“在屋里。江楠和清语吃过饭,都回房了。”王萱说,“你还没吃吧?灶上温着饭。”
“先不忙。”张希安说,“叫雪梅来书房。”
王萱看着他,嘴唇动了动,没问什么,转身去叫人了。
书房里点了两盏油灯。
张希安坐在书案后,王萱坐在旁边,黄雪梅很快也进来了,关好门。
“老爷。”黄雪梅叫了一声。
张希安从怀里掏出那份折好的文牒摘要,递给黄雪梅。
“看看这个。上面有地名,货物种类,时间。还有我脑子里记的一些旧案卷里的地名。”张希安说,“你心思细,帮我理理,这些东西,最终最可能流到哪里去。别写下来,就在心里理。

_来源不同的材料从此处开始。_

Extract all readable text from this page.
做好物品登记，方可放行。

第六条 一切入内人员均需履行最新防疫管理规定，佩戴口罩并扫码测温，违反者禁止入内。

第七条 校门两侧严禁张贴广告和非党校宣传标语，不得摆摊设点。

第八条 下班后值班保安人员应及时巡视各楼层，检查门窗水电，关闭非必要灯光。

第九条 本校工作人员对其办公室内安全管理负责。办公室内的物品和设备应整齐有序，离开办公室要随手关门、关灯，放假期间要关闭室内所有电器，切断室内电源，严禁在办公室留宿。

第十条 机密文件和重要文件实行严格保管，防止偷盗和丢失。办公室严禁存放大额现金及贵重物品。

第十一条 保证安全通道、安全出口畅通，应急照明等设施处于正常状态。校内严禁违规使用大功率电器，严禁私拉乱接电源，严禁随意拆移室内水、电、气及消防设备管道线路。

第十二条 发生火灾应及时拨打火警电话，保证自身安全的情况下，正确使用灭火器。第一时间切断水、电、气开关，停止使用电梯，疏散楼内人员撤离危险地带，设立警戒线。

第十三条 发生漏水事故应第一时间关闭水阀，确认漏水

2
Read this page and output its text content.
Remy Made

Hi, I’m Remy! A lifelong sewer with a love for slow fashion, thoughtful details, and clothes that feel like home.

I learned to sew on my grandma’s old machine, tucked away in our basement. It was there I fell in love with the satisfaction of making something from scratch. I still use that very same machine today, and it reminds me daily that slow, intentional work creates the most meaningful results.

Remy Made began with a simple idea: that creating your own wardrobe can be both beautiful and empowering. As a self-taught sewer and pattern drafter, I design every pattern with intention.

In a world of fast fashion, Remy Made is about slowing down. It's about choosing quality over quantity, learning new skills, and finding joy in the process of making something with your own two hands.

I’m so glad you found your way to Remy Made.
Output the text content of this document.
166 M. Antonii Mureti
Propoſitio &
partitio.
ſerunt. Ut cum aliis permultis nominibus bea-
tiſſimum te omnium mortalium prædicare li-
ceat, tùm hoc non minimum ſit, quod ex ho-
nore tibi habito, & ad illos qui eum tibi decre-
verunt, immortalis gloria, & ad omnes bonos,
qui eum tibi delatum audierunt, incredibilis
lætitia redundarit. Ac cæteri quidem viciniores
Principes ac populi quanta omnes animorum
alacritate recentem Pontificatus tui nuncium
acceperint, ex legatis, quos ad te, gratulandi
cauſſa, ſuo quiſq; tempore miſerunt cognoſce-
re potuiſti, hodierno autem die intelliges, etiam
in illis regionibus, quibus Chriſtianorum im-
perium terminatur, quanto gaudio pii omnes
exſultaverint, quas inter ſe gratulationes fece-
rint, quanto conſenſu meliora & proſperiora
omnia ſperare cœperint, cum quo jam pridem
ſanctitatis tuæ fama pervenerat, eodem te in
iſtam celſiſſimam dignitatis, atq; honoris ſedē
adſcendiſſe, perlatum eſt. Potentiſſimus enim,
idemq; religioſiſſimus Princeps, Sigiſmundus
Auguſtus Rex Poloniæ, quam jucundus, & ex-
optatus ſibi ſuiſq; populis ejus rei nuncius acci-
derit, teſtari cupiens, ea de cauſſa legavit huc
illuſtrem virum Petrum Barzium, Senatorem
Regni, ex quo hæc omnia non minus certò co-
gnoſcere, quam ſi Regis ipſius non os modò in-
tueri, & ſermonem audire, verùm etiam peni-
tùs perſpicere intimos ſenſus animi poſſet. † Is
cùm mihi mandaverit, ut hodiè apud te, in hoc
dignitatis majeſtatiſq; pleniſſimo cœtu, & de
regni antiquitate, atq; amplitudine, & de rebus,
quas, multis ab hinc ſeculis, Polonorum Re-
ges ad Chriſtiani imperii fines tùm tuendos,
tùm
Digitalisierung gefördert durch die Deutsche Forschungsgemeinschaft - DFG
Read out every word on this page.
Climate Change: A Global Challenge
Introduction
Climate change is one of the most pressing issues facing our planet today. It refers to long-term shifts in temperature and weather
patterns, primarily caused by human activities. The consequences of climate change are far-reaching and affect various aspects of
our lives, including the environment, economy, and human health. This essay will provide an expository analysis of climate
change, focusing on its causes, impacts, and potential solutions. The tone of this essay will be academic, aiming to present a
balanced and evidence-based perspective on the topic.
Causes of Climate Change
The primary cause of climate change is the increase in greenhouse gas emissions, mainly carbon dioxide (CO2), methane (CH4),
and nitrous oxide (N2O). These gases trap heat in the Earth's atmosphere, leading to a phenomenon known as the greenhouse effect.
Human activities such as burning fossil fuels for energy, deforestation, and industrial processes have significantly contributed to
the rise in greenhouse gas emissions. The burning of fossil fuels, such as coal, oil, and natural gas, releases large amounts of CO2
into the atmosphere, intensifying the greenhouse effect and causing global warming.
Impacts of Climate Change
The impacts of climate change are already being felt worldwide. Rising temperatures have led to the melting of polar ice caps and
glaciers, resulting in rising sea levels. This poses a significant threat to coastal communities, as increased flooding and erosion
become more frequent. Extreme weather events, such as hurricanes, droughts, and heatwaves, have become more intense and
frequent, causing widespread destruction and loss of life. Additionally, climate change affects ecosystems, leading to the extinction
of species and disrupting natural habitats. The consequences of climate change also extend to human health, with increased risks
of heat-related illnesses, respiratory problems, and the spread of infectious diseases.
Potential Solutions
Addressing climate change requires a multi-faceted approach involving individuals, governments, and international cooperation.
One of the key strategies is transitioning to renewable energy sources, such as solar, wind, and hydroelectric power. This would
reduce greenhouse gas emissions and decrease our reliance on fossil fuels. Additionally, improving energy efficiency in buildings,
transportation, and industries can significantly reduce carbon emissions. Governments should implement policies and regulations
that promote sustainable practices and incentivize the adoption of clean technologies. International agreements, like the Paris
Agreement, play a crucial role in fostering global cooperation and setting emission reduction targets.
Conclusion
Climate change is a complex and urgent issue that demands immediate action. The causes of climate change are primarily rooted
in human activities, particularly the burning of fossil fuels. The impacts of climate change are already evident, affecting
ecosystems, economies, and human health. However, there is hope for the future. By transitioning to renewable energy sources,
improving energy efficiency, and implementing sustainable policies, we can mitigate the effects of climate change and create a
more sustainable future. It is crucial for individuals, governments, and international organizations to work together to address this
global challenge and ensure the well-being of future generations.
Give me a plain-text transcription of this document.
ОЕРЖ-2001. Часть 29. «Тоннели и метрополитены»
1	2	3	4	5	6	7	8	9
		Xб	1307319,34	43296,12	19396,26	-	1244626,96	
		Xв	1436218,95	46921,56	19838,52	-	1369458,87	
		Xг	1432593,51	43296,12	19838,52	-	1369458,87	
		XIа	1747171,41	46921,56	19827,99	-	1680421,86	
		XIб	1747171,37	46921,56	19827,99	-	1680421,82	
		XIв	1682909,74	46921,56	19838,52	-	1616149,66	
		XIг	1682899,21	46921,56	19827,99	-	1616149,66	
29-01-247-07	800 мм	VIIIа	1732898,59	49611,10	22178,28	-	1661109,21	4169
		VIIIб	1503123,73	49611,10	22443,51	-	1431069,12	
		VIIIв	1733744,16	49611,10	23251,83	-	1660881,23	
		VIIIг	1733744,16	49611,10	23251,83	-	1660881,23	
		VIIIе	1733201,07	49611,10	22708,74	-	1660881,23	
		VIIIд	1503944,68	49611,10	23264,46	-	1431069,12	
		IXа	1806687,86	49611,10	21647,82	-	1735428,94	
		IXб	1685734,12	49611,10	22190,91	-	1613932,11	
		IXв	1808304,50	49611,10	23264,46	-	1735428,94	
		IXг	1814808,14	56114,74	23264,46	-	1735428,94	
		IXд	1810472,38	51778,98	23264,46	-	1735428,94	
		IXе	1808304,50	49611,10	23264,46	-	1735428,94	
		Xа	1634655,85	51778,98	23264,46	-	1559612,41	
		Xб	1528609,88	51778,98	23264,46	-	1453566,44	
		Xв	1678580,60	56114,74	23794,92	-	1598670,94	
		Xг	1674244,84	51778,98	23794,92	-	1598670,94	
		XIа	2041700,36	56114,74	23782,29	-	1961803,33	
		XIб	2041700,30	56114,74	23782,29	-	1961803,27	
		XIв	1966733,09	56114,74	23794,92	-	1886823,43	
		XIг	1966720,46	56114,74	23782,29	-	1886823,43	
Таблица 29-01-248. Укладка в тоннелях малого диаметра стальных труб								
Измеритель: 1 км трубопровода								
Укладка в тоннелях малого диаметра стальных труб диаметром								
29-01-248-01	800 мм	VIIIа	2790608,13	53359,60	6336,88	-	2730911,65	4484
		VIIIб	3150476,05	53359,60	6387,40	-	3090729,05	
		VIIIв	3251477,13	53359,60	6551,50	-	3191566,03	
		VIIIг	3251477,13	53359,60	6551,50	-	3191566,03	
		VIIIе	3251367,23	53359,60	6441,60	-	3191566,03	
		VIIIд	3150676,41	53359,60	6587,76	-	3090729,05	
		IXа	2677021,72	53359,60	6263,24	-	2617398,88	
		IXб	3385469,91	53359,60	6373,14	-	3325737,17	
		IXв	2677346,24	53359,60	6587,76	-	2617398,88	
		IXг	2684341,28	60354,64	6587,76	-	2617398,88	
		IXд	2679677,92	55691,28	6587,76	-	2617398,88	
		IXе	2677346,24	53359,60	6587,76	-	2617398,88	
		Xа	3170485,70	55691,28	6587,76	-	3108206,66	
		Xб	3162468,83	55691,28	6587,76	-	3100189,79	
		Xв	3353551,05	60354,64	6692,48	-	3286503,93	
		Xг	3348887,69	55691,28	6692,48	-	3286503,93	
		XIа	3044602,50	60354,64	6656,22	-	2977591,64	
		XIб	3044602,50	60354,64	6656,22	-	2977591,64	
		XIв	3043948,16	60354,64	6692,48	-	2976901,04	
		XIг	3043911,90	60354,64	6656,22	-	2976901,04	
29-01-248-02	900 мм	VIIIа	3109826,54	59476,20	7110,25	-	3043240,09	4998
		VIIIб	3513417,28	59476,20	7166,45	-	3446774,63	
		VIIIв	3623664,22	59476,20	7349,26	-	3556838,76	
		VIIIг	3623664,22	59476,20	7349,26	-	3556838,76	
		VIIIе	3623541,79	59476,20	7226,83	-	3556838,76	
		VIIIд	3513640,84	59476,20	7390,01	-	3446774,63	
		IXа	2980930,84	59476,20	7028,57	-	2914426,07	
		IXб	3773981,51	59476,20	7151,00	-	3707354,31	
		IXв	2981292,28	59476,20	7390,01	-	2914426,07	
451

”
黄雪梅接过,就着灯光,快看起来。
她看得很认真,眉头微微蹙着。
王萱看着张希安,又看看黄雪梅,手在袖子里捏紧了。
书房里很静,只有黄雪梅轻轻翻动纸页的声音,还有灯花偶尔爆开的噼啪声。
过了好一阵,黄雪梅抬起头。
“老爷。”她声音很轻,“这些货,散看是散,但几个关键的中转地、收货地,翻来覆去,好像都绕着……兴庆府那边打转。尤其是皮毛和药材,最后好些都标着去‘榆林仓’的路引。矿石……就更明显。”
张希安点点头。
“还有呢?”
“时间上,近半年尤其频繁。以前旧案卷里,三五年才逮着一两起类似的,货物量也没这么大。”黄雪梅说,“像是……最近这渠道突然畅通了,跑得勤了。”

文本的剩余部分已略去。